В-третьих, «сто тринадцатый» обладал твёрдой убираемой крышей и регулируемыми дверными стёклами, поэтому при благоприятных погодных условиях можно было наслаждаться потоками свежего воздуха и панорамными открытыми видами, а во время слякоти или мороза — полностью укрыться в уютном кожаном салоне. С холодом или жарой боролась превосходная система климат-контроля, состоящая из вентиляции, кондиционеров и печки.
В-четвёртых, производитель существенно расширил багажник, и теперь, помимо запасного сопла, там могли размещаться другие полезные вещи.
В-пятых, от аскетичности и минимализма салона ЗИЛа-112СЛ не осталось и следа: работниками завода в эту модель машины внедрялись приборы с подсветкой на панели из вишнёвого дерева, подставка для стаканов, милицейская рация с оперативными частотами, навигатор ГЛОНАСС, более глубокий бардачок и микроЭВМ «Искра» производства СКБ ВТ[2] «Искра». ЭВМ могла отслеживать важнейшие показатели аэрокара и давать водителю полезные советы; на неё также возлагались функции внутренней противоугонной системы. По желанию владельца включался мужской или женский голос, настраивалась базовая или расширенная версия операционной системы «Заря».
Наконец, в-шестых, грубый непритязательный руль, представлявший из себя простой симметричный крест в круге, в данной модели заменялся на эстетичную, сложной формы баранку с фирменным логотипом «ЗИЛ» на кнопке гудка, за которую держаться было одно удовольствие.

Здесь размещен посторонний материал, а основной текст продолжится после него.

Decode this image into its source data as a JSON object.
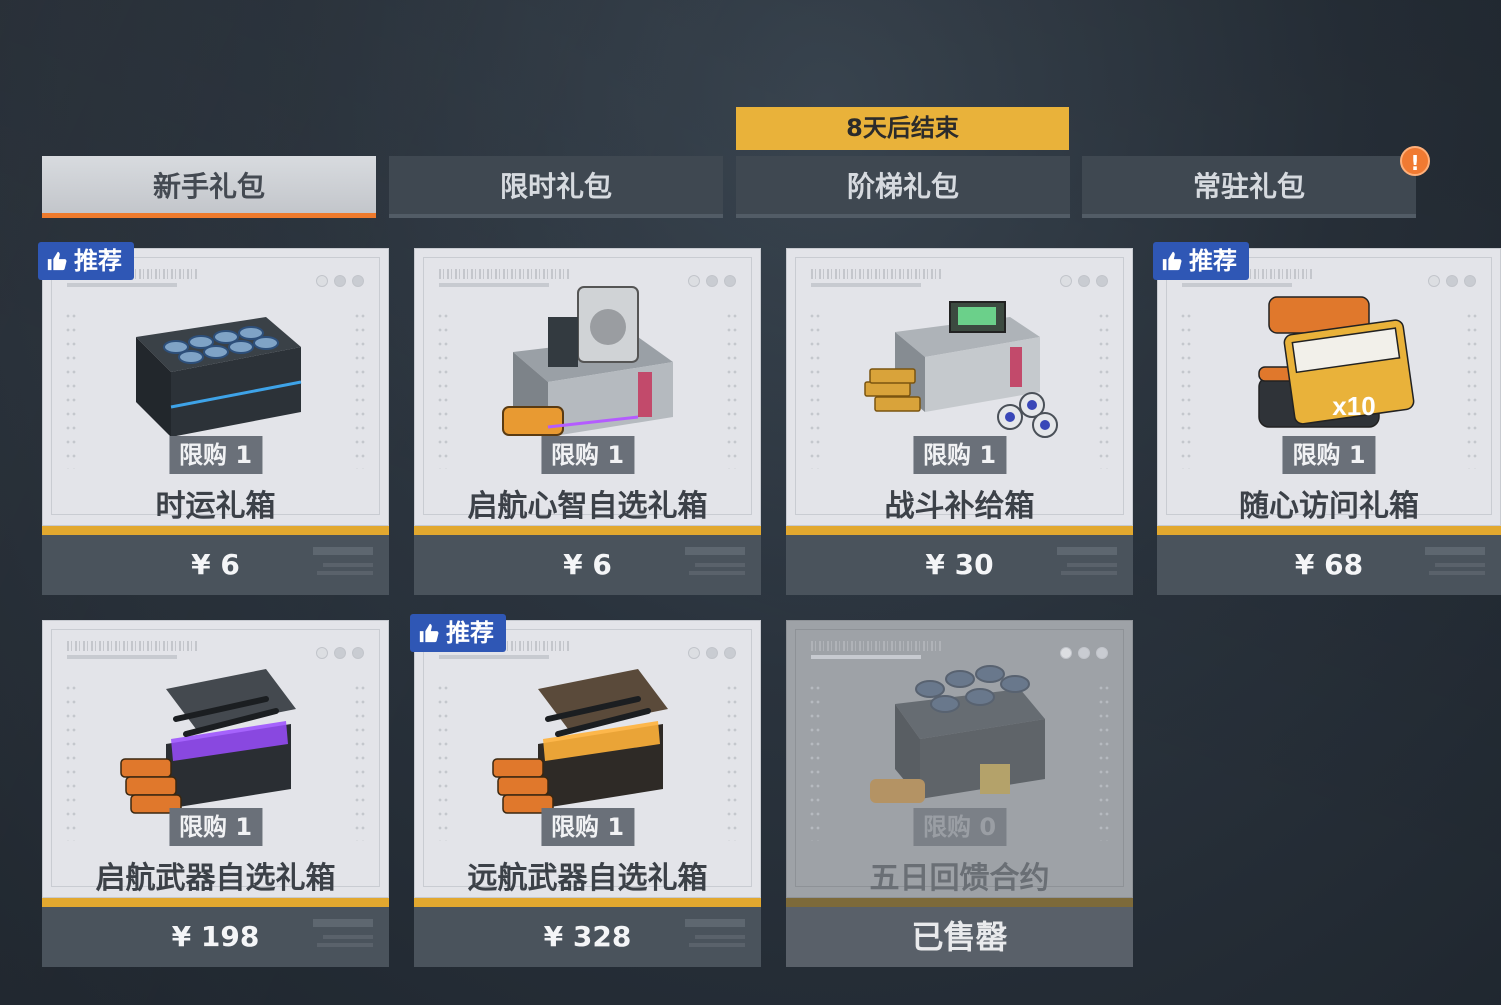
{
  "countdown": "8天后结束",
  "tabs": [
    {
      "label": "新手礼包",
      "active": true
    },
    {
      "label": "限时礼包",
      "active": false
    },
    {
      "label": "阶梯礼包",
      "active": false
    },
    {
      "label": "常驻礼包",
      "active": false,
      "alert": "!"
    }
  ],
  "badge_label": "推荐",
  "cards": [
    {
      "limit": "限购 1",
      "name": "时运礼箱",
      "price": "¥ 6",
      "recommended": true,
      "art": "coin-crate-icon"
    },
    {
      "limit": "限购 1",
      "name": "启航心智自选礼箱",
      "price": "¥ 6",
      "recommended": false,
      "art": "module-case-icon"
    },
    {
      "limit": "限购 1",
      "name": "战斗补给箱",
      "price": "¥ 30",
      "recommended": false,
      "art": "supply-crate-icon"
    },
    {
      "limit": "限购 1",
      "name": "随心访问礼箱",
      "price": "¥ 68",
      "recommended": true,
      "art": "pass-stack-icon"
    },
    {
      "limit": "限购 1",
      "name": "启航武器自选礼箱",
      "price": "¥ 198",
      "recommended": false,
      "art": "purple-weapon-chest-icon"
    },
    {
      "limit": "限购 1",
      "name": "远航武器自选礼箱",
      "price": "¥ 328",
      "recommended": true,
      "art": "gold-weapon-chest-icon"
    },
    {
      "limit": "限购 0",
      "name": "五日回馈合约",
      "price": "已售罄",
      "recommended": false,
      "soldout": true,
      "art": "coin-crate-icon"
    }
  ],
  "colors": {
    "accent_orange": "#ee7a2c",
    "gold": "#e2a82f",
    "countdown_bg": "#e9b23a",
    "badge_blue": "#2f57b5",
    "price_bar": "#4a535c"
  }
}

Однако наиболее отличительной особенностью «Метеора», способного разгоняться до трёхсот километров в час, являлся спасательный контур «Бронеседло», разработанный совместными усилиями зиловцев, НПП[3] «Звезда», МВЗ[4] Миля и ОКБ[5] Камова. «Бронеседло» включало большую часть кабины и фактически являлось эвакуационной капсулой, способной в экстренной ситуации спасти жизни водителя и пассажира. При разработке и создании устройства задействовались технологии, используемые в военном вертолётостроении. ЗИЛ-113Л предусматривал две опции: либо «Искра» сама решала, когда возникла крайняя опасность, и отстреливала «Бронеседло» по безопасной траектории, либо функция автоэвакуации отключалась водителем, который в критический момент сам должен был нажимать надёжно укрытую красную кнопку.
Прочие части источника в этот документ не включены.